Expert: Market Gauges Bankruptcy Risk by State Restriction Levels

BOSTON — Risk costs vary by level of bankruptcy restrictions states place on localities, an insolvency expert said Thursday.

"The market seems to recognize that some municipalities have an easier path to bankruptcy protection," Tima Moldogaziev, an assistant professor of public finance and budgeting at the University of Georgia, said at a municipal finance conference at the Park Plaza Hotel in downtown Boston, co-hosted by Brandeis International Business School and The Bond Buyer.

According to Moldogaziev's study of general obligation bonds by all U.S. municipalities from Jan. 31, 2005, to Dec. 31, 2010, a four-basis-point cost exists for municipalities from states that conditionally authorized bankruptcies. A further three-basis-point penalty applies for states that unconditionally allow such filings, and states with statutory lien provisions. "Liens appear to matter," he said.

Twenty-three states do not authorize Chapter 9 filings.

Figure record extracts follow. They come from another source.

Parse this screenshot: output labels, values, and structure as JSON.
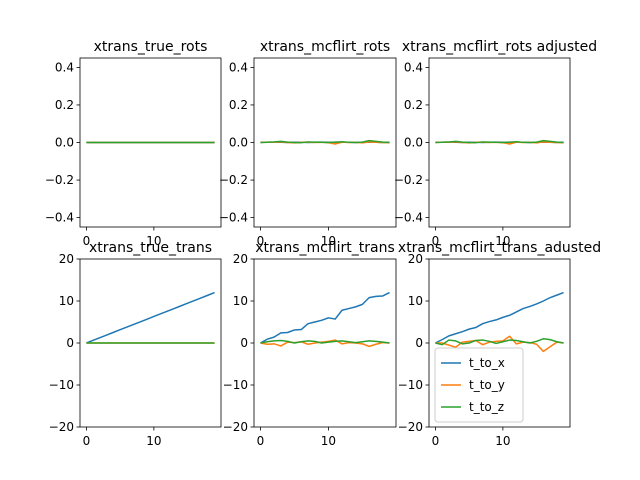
{
  "figure": {
    "colors": {
      "t_to_x": "#1f77b4",
      "t_to_y": "#ff7f0e",
      "t_to_z": "#2ca02c"
    }
  },
  "chart_data": [
    {
      "type": "line",
      "title": "xtrans_true_rots",
      "xlim": [
        -0.95,
        19.95
      ],
      "ylim": [
        -0.45,
        0.45
      ],
      "xticks": [
        0,
        10
      ],
      "yticks": [
        -0.4,
        -0.2,
        0.0,
        0.2,
        0.4
      ],
      "xtick_labels": [
        "0",
        "10"
      ],
      "ytick_labels": [
        "−0.4",
        "−0.2",
        "0.0",
        "0.2",
        "0.4"
      ],
      "x": [
        0,
        1,
        2,
        3,
        4,
        5,
        6,
        7,
        8,
        9,
        10,
        11,
        12,
        13,
        14,
        15,
        16,
        17,
        18,
        19
      ],
      "series": [
        {
          "color": "#1f77b4",
          "values": [
            0,
            0,
            0,
            0,
            0,
            0,
            0,
            0,
            0,
            0,
            0,
            0,
            0,
            0,
            0,
            0,
            0,
            0,
            0,
            0
          ]
        },
        {
          "color": "#ff7f0e",
          "values": [
            0,
            0,
            0,
            0,
            0,
            0,
            0,
            0,
            0,
            0,
            0,
            0,
            0,
            0,
            0,
            0,
            0,
            0,
            0,
            0
          ]
        },
        {
          "color": "#2ca02c",
          "values": [
            0,
            0,
            0,
            0,
            0,
            0,
            0,
            0,
            0,
            0,
            0,
            0,
            0,
            0,
            0,
            0,
            0,
            0,
            0,
            0
          ]
        }
      ]
    },
    {
      "type": "line",
      "title": "xtrans_mcflirt_rots",
      "xlim": [
        -0.95,
        19.95
      ],
      "ylim": [
        -0.45,
        0.45
      ],
      "xticks": [
        0,
        10
      ],
      "yticks": [
        -0.4,
        -0.2,
        0.0,
        0.2,
        0.4
      ],
      "xtick_labels": [
        "0",
        "10"
      ],
      "ytick_labels": [
        "−0.4",
        "−0.2",
        "0.0",
        "0.2",
        "0.4"
      ],
      "x": [
        0,
        1,
        2,
        3,
        4,
        5,
        6,
        7,
        8,
        9,
        10,
        11,
        12,
        13,
        14,
        15,
        16,
        17,
        18,
        19
      ],
      "series": [
        {
          "color": "#1f77b4",
          "values": [
            0.001,
            0.001,
            0.002,
            0.001,
            0.0,
            0.001,
            0.001,
            0.0,
            0.001,
            0.002,
            0.001,
            0.0,
            0.001,
            0.001,
            0.0,
            0.001,
            0.002,
            0.001,
            0.0,
            0.001
          ]
        },
        {
          "color": "#ff7f0e",
          "values": [
            0.0,
            0.002,
            0.001,
            0.003,
            0.0,
            -0.002,
            0.001,
            0.002,
            0.0,
            0.001,
            -0.001,
            -0.008,
            0.002,
            0.0,
            0.001,
            -0.002,
            0.003,
            0.001,
            0.0,
            -0.001
          ]
        },
        {
          "color": "#2ca02c",
          "values": [
            0.0,
            0.001,
            0.003,
            0.006,
            0.002,
            0.0,
            -0.001,
            0.003,
            0.002,
            0.001,
            0.0,
            0.002,
            0.004,
            0.001,
            0.0,
            0.002,
            0.01,
            0.006,
            0.002,
            0.0
          ]
        }
      ]
    },
    {
      "type": "line",
      "title": "xtrans_mcflirt_rots adjusted",
      "xlim": [
        -0.95,
        19.95
      ],
      "ylim": [
        -0.45,
        0.45
      ],
      "xticks": [
        0,
        10
      ],
      "yticks": [
        -0.4,
        -0.2,
        0.0,
        0.2,
        0.4
      ],
      "xtick_labels": [
        "0",
        "10"
      ],
      "ytick_labels": [
        "−0.4",
        "−0.2",
        "0.0",
        "0.2",
        "0.4"
      ],
      "x": [
        0,
        1,
        2,
        3,
        4,
        5,
        6,
        7,
        8,
        9,
        10,
        11,
        12,
        13,
        14,
        15,
        16,
        17,
        18,
        19
      ],
      "series": [
        {
          "color": "#1f77b4",
          "values": [
            0.001,
            0.001,
            0.002,
            0.001,
            0.0,
            0.001,
            0.001,
            0.0,
            0.001,
            0.002,
            0.001,
            0.0,
            0.001,
            0.001,
            0.0,
            0.001,
            0.002,
            0.001,
            0.0,
            0.001
          ]
        },
        {
          "color": "#ff7f0e",
          "values": [
            0.0,
            0.002,
            0.001,
            0.003,
            0.0,
            -0.002,
            0.001,
            0.002,
            0.0,
            0.001,
            -0.001,
            -0.008,
            0.002,
            0.0,
            0.001,
            -0.002,
            0.003,
            0.001,
            0.0,
            -0.001
          ]
        },
        {
          "color": "#2ca02c",
          "values": [
            0.0,
            0.001,
            0.003,
            0.006,
            0.002,
            0.0,
            -0.001,
            0.003,
            0.002,
            0.001,
            0.0,
            0.002,
            0.004,
            0.001,
            0.0,
            0.002,
            0.01,
            0.006,
            0.002,
            0.0
          ]
        }
      ]
    },
    {
      "type": "line",
      "title": "xtrans_true_trans",
      "xlim": [
        -0.95,
        19.95
      ],
      "ylim": [
        -20,
        20
      ],
      "xticks": [
        0,
        10
      ],
      "yticks": [
        -20,
        -10,
        0,
        10,
        20
      ],
      "xtick_labels": [
        "0",
        "10"
      ],
      "ytick_labels": [
        "−20",
        "−10",
        "0",
        "10",
        "20"
      ],
      "x": [
        0,
        1,
        2,
        3,
        4,
        5,
        6,
        7,
        8,
        9,
        10,
        11,
        12,
        13,
        14,
        15,
        16,
        17,
        18,
        19
      ],
      "series": [
        {
          "color": "#1f77b4",
          "values": [
            0,
            0.63,
            1.26,
            1.89,
            2.53,
            3.16,
            3.79,
            4.42,
            5.05,
            5.68,
            6.32,
            6.95,
            7.58,
            8.21,
            8.84,
            9.47,
            10.11,
            10.74,
            11.37,
            12.0
          ]
        },
        {
          "color": "#ff7f0e",
          "values": [
            0,
            0,
            0,
            0,
            0,
            0,
            0,
            0,
            0,
            0,
            0,
            0,
            0,
            0,
            0,
            0,
            0,
            0,
            0,
            0
          ]
        },
        {
          "color": "#2ca02c",
          "values": [
            0,
            0,
            0,
            0,
            0,
            0,
            0,
            0,
            0,
            0,
            0,
            0,
            0,
            0,
            0,
            0,
            0,
            0,
            0,
            0
          ]
        }
      ]
    },
    {
      "type": "line",
      "title": "xtrans_mcflirt_trans",
      "xlim": [
        -0.95,
        19.95
      ],
      "ylim": [
        -20,
        20
      ],
      "xticks": [
        0,
        10
      ],
      "yticks": [
        -20,
        -10,
        0,
        10,
        20
      ],
      "xtick_labels": [
        "0",
        "10"
      ],
      "ytick_labels": [
        "−20",
        "−10",
        "0",
        "10",
        "20"
      ],
      "x": [
        0,
        1,
        2,
        3,
        4,
        5,
        6,
        7,
        8,
        9,
        10,
        11,
        12,
        13,
        14,
        15,
        16,
        17,
        18,
        19
      ],
      "series": [
        {
          "color": "#1f77b4",
          "values": [
            0,
            0.9,
            1.4,
            2.4,
            2.5,
            3.1,
            3.2,
            4.6,
            5.0,
            5.4,
            6.0,
            5.7,
            7.8,
            8.2,
            8.6,
            9.2,
            10.8,
            11.1,
            11.2,
            12.0
          ]
        },
        {
          "color": "#ff7f0e",
          "values": [
            0,
            -0.3,
            -0.2,
            -0.7,
            0.2,
            0.1,
            0.3,
            -0.3,
            0.0,
            0.2,
            0.4,
            0.7,
            -0.2,
            0.1,
            0.0,
            -0.2,
            -0.8,
            -0.3,
            0.1,
            0.0
          ]
        },
        {
          "color": "#2ca02c",
          "values": [
            0,
            0.3,
            0.5,
            0.6,
            0.4,
            0.0,
            0.3,
            0.5,
            0.4,
            0.0,
            0.2,
            0.4,
            0.5,
            0.3,
            0.1,
            0.3,
            0.5,
            0.4,
            0.2,
            0.0
          ]
        }
      ]
    },
    {
      "type": "line",
      "title": "xtrans_mcflirt_trans_adusted",
      "xlim": [
        -0.95,
        19.95
      ],
      "ylim": [
        -20,
        20
      ],
      "xticks": [
        0,
        10
      ],
      "yticks": [
        -20,
        -10,
        0,
        10,
        20
      ],
      "xtick_labels": [
        "0",
        "10"
      ],
      "ytick_labels": [
        "−20",
        "−10",
        "0",
        "10",
        "20"
      ],
      "x": [
        0,
        1,
        2,
        3,
        4,
        5,
        6,
        7,
        8,
        9,
        10,
        11,
        12,
        13,
        14,
        15,
        16,
        17,
        18,
        19
      ],
      "legend": {
        "placement": "lower-left"
      },
      "series": [
        {
          "name": "t_to_x",
          "color": "#1f77b4",
          "values": [
            0,
            0.8,
            1.7,
            2.2,
            2.7,
            3.3,
            3.7,
            4.6,
            5.1,
            5.5,
            6.1,
            6.6,
            7.4,
            8.2,
            8.7,
            9.3,
            10.0,
            10.8,
            11.4,
            12.0
          ]
        },
        {
          "name": "t_to_y",
          "color": "#ff7f0e",
          "values": [
            0,
            0.0,
            -0.5,
            -1.0,
            0.2,
            0.4,
            0.6,
            -0.4,
            0.2,
            0.4,
            0.5,
            1.6,
            -0.2,
            0.2,
            0.1,
            -0.3,
            -2.0,
            -0.9,
            0.2,
            0.0
          ]
        },
        {
          "name": "t_to_z",
          "color": "#2ca02c",
          "values": [
            0,
            -0.4,
            0.7,
            0.5,
            -0.2,
            0.0,
            0.6,
            0.7,
            0.4,
            -0.1,
            0.3,
            0.7,
            0.6,
            0.3,
            0.0,
            0.4,
            1.0,
            0.8,
            0.3,
            0.0
          ]
        }
      ]
    }
  ]
}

Twelve authorize them while 15 place conditions on such filings. "Rules have an effect on borrowing costs," Moldogaziev said.

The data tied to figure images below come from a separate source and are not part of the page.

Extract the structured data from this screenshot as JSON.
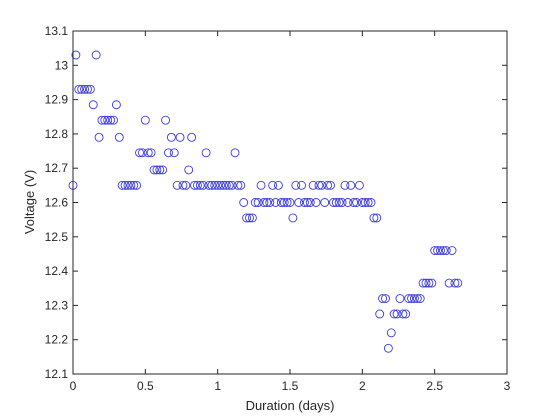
{
  "chart_data": {
    "type": "scatter",
    "xlabel": "Duration (days)",
    "ylabel": "Voltage (V)",
    "xlim": [
      0,
      3
    ],
    "ylim": [
      12.1,
      13.1
    ],
    "xticks": [
      "0",
      "0.5",
      "1",
      "1.5",
      "2",
      "2.5",
      "3"
    ],
    "yticks": [
      "12.1",
      "12.2",
      "12.3",
      "12.4",
      "12.5",
      "12.6",
      "12.7",
      "12.8",
      "12.9",
      "13",
      "13.1"
    ],
    "grid": false,
    "marker": "open-circle",
    "marker_color": "#3b3bdb",
    "series": [
      {
        "points": [
          [
            0.0,
            12.65
          ],
          [
            0.02,
            13.03
          ],
          [
            0.04,
            12.93
          ],
          [
            0.06,
            12.93
          ],
          [
            0.08,
            12.93
          ],
          [
            0.1,
            12.93
          ],
          [
            0.12,
            12.93
          ],
          [
            0.14,
            12.885
          ],
          [
            0.16,
            13.03
          ],
          [
            0.18,
            12.79
          ],
          [
            0.2,
            12.84
          ],
          [
            0.22,
            12.84
          ],
          [
            0.24,
            12.84
          ],
          [
            0.26,
            12.84
          ],
          [
            0.28,
            12.84
          ],
          [
            0.3,
            12.885
          ],
          [
            0.32,
            12.79
          ],
          [
            0.34,
            12.65
          ],
          [
            0.36,
            12.65
          ],
          [
            0.38,
            12.65
          ],
          [
            0.4,
            12.65
          ],
          [
            0.42,
            12.65
          ],
          [
            0.44,
            12.65
          ],
          [
            0.46,
            12.745
          ],
          [
            0.48,
            12.745
          ],
          [
            0.5,
            12.84
          ],
          [
            0.52,
            12.745
          ],
          [
            0.54,
            12.745
          ],
          [
            0.56,
            12.695
          ],
          [
            0.58,
            12.695
          ],
          [
            0.6,
            12.695
          ],
          [
            0.62,
            12.695
          ],
          [
            0.64,
            12.84
          ],
          [
            0.66,
            12.745
          ],
          [
            0.68,
            12.79
          ],
          [
            0.7,
            12.745
          ],
          [
            0.72,
            12.65
          ],
          [
            0.74,
            12.79
          ],
          [
            0.76,
            12.65
          ],
          [
            0.78,
            12.65
          ],
          [
            0.8,
            12.695
          ],
          [
            0.82,
            12.79
          ],
          [
            0.84,
            12.65
          ],
          [
            0.86,
            12.65
          ],
          [
            0.88,
            12.65
          ],
          [
            0.9,
            12.65
          ],
          [
            0.92,
            12.745
          ],
          [
            0.94,
            12.65
          ],
          [
            0.96,
            12.65
          ],
          [
            0.98,
            12.65
          ],
          [
            1.0,
            12.65
          ],
          [
            1.02,
            12.65
          ],
          [
            1.04,
            12.65
          ],
          [
            1.06,
            12.65
          ],
          [
            1.08,
            12.65
          ],
          [
            1.1,
            12.65
          ],
          [
            1.12,
            12.745
          ],
          [
            1.14,
            12.65
          ],
          [
            1.16,
            12.65
          ],
          [
            1.18,
            12.6
          ],
          [
            1.2,
            12.555
          ],
          [
            1.22,
            12.555
          ],
          [
            1.24,
            12.555
          ],
          [
            1.26,
            12.6
          ],
          [
            1.28,
            12.6
          ],
          [
            1.3,
            12.65
          ],
          [
            1.32,
            12.6
          ],
          [
            1.34,
            12.6
          ],
          [
            1.36,
            12.6
          ],
          [
            1.38,
            12.65
          ],
          [
            1.4,
            12.6
          ],
          [
            1.42,
            12.65
          ],
          [
            1.44,
            12.6
          ],
          [
            1.46,
            12.6
          ],
          [
            1.48,
            12.6
          ],
          [
            1.5,
            12.6
          ],
          [
            1.52,
            12.555
          ],
          [
            1.54,
            12.65
          ],
          [
            1.56,
            12.6
          ],
          [
            1.58,
            12.65
          ],
          [
            1.6,
            12.6
          ],
          [
            1.62,
            12.6
          ],
          [
            1.64,
            12.6
          ],
          [
            1.66,
            12.65
          ],
          [
            1.68,
            12.6
          ],
          [
            1.7,
            12.65
          ],
          [
            1.72,
            12.65
          ],
          [
            1.74,
            12.6
          ],
          [
            1.76,
            12.65
          ],
          [
            1.78,
            12.65
          ],
          [
            1.8,
            12.6
          ],
          [
            1.82,
            12.6
          ],
          [
            1.84,
            12.6
          ],
          [
            1.86,
            12.6
          ],
          [
            1.88,
            12.65
          ],
          [
            1.9,
            12.6
          ],
          [
            1.92,
            12.65
          ],
          [
            1.94,
            12.6
          ],
          [
            1.96,
            12.6
          ],
          [
            1.98,
            12.65
          ],
          [
            2.0,
            12.6
          ],
          [
            2.02,
            12.6
          ],
          [
            2.04,
            12.6
          ],
          [
            2.06,
            12.6
          ],
          [
            2.08,
            12.555
          ],
          [
            2.1,
            12.555
          ],
          [
            2.12,
            12.275
          ],
          [
            2.14,
            12.32
          ],
          [
            2.16,
            12.32
          ],
          [
            2.18,
            12.175
          ],
          [
            2.2,
            12.22
          ],
          [
            2.22,
            12.275
          ],
          [
            2.24,
            12.275
          ],
          [
            2.26,
            12.32
          ],
          [
            2.28,
            12.275
          ],
          [
            2.3,
            12.275
          ],
          [
            2.32,
            12.32
          ],
          [
            2.34,
            12.32
          ],
          [
            2.36,
            12.32
          ],
          [
            2.38,
            12.32
          ],
          [
            2.4,
            12.32
          ],
          [
            2.42,
            12.365
          ],
          [
            2.44,
            12.365
          ],
          [
            2.46,
            12.365
          ],
          [
            2.48,
            12.365
          ],
          [
            2.5,
            12.46
          ],
          [
            2.52,
            12.46
          ],
          [
            2.54,
            12.46
          ],
          [
            2.56,
            12.46
          ],
          [
            2.58,
            12.46
          ],
          [
            2.6,
            12.365
          ],
          [
            2.62,
            12.46
          ],
          [
            2.64,
            12.365
          ],
          [
            2.66,
            12.365
          ]
        ]
      }
    ]
  }
}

"Our study finds the legal provisions within each state create regimes that resulting in a bankruptcy risk premium, while the statutory liens determine a securitization risk premium," said Moldogaziev. "In essence, a municipality's eligibility to file for bankruptcy protection becomes a feature of its securities that is priced in the municipal securities market."

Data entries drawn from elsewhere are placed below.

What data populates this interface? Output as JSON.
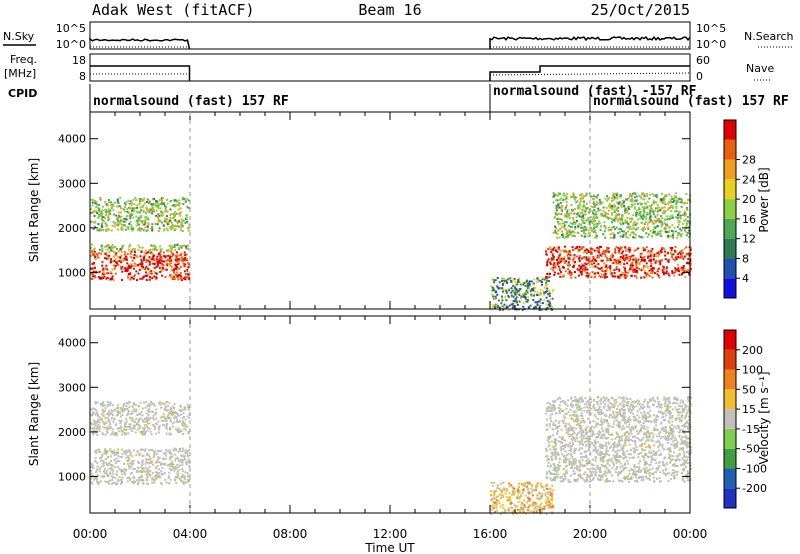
{
  "header": {
    "station": "Adak West (fitACF)",
    "beam": "Beam 16",
    "date": "25/Oct/2015"
  },
  "strips": {
    "nsky_label": "N.Sky",
    "nsky_ticks": [
      "10^5",
      "10^0"
    ],
    "nsearch_label": "N.Search",
    "freq_label_1": "Freq.",
    "freq_label_2": "[MHz]",
    "freq_ticks": [
      "18",
      "8"
    ],
    "nave_ticks": [
      "60",
      "0"
    ],
    "nave_label": "Nave",
    "cpid_label": "CPID",
    "cpid_items": [
      {
        "text": "normalsound (fast) 157 RF",
        "start_hour": 0
      },
      {
        "text": "normalsound (fast) -157 RF",
        "start_hour": 16
      },
      {
        "text": "normalsound (fast) 157 RF",
        "start_hour": 20
      }
    ]
  },
  "axes": {
    "xlabel": "Time UT",
    "xtick_labels": [
      "00:00",
      "04:00",
      "08:00",
      "12:00",
      "16:00",
      "20:00",
      "00:00"
    ],
    "ylabel": "Slant Range [km]",
    "ytick_labels": [
      "1000",
      "2000",
      "3000",
      "4000"
    ]
  },
  "colorbars": {
    "power": {
      "label": "Power [dB]",
      "tick_labels": [
        "4",
        "8",
        "12",
        "16",
        "20",
        "24",
        "28"
      ],
      "colors": [
        "#1010e0",
        "#2050b0",
        "#2e7a55",
        "#4ea85a",
        "#8ad040",
        "#e8d020",
        "#f0a020",
        "#e86010",
        "#e00000"
      ]
    },
    "velocity": {
      "label": "Velocity [m s⁻¹]",
      "tick_labels": [
        "200",
        "100",
        "50",
        "15",
        "-15",
        "-50",
        "-100",
        "-200"
      ],
      "colors": [
        "#2030c0",
        "#2060b0",
        "#40a040",
        "#80d050",
        "#c0c0b8",
        "#f0c030",
        "#f08020",
        "#e04010",
        "#e00000"
      ]
    }
  },
  "chart_data": [
    {
      "type": "heatmap",
      "title": "Power",
      "x_range_hours": [
        0,
        24
      ],
      "y_range_km": [
        180,
        4600
      ],
      "data_gaps_hours": [
        [
          4,
          16
        ]
      ],
      "scatter_regions": [
        {
          "t0": 0.0,
          "t1": 3.95,
          "r0": 850,
          "r1": 1500,
          "value": "strong"
        },
        {
          "t0": 0.0,
          "t1": 3.95,
          "r0": 1500,
          "r1": 1650,
          "value": "moderate"
        },
        {
          "t0": 0.0,
          "t1": 3.95,
          "r0": 1950,
          "r1": 2700,
          "value": "moderate"
        },
        {
          "t0": 16.0,
          "t1": 18.5,
          "r0": 180,
          "r1": 900,
          "value": "weak"
        },
        {
          "t0": 18.2,
          "t1": 24.0,
          "r0": 900,
          "r1": 1600,
          "value": "strong"
        },
        {
          "t0": 18.5,
          "t1": 24.0,
          "r0": 1800,
          "r1": 2800,
          "value": "moderate"
        }
      ]
    },
    {
      "type": "heatmap",
      "title": "Velocity",
      "x_range_hours": [
        0,
        24
      ],
      "y_range_km": [
        180,
        4600
      ],
      "data_gaps_hours": [
        [
          4,
          16
        ]
      ],
      "scatter_regions": [
        {
          "t0": 0.0,
          "t1": 3.95,
          "r0": 850,
          "r1": 1650,
          "value": "ground"
        },
        {
          "t0": 0.0,
          "t1": 3.95,
          "r0": 1950,
          "r1": 2700,
          "value": "ground"
        },
        {
          "t0": 16.0,
          "t1": 18.5,
          "r0": 180,
          "r1": 900,
          "value": "mixed"
        },
        {
          "t0": 18.2,
          "t1": 24.0,
          "r0": 900,
          "r1": 2800,
          "value": "ground"
        }
      ]
    }
  ]
}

Robert Doty, president of municipal securities consulting firm AGFS of Annapolis, Md., said the mere definition of bonds presents a huge variable. "Sometimes issuers try to fool us," he said. "Jefferson County, Ala., issued general obligation bonds but did not have the power to raise taxes."

The discussion comes as Detroit is immersed in the nation's largest bankruptcy filing, estimated at $18 billion.

Academics and finance professionals at the conference, which will run through Friday, are discussing recent developments in the municipal credit markets.

"It's really important for academics, business people and regulators all to talk to each other," said Brandeis professor and event coordinator Daniel Bergstresser. "Academic research becomes much more powerful when it's grounded in an understanding of how the world actually works. If you're in business, understanding how to harness high-quality research that's available can give you a defendable market position based on what's going on in the academic side."

Jess Cornaggia, a professor at Georgetown University's McDonough School of Business, said a home bias exists when analysts assign ratings.

"Ratings produced by an analyst who grew up in the state of the issuer [or received a college degree there] are more issuer friendly," he said, citing Moody's Investors Service and Standard & Poor's data from 2000 to 2012.

About one in eight analysts inflate home bonds by as much as one notch, he said. That number spikes to 1.25 on average if an outside analyst assigns a junk rating.

Issuers, he added, capitalize on home-field advantage. Local issuance after a "home" rating rises by as much as 10% by number of new issues and by 25% in dollar value, Cornaggia added.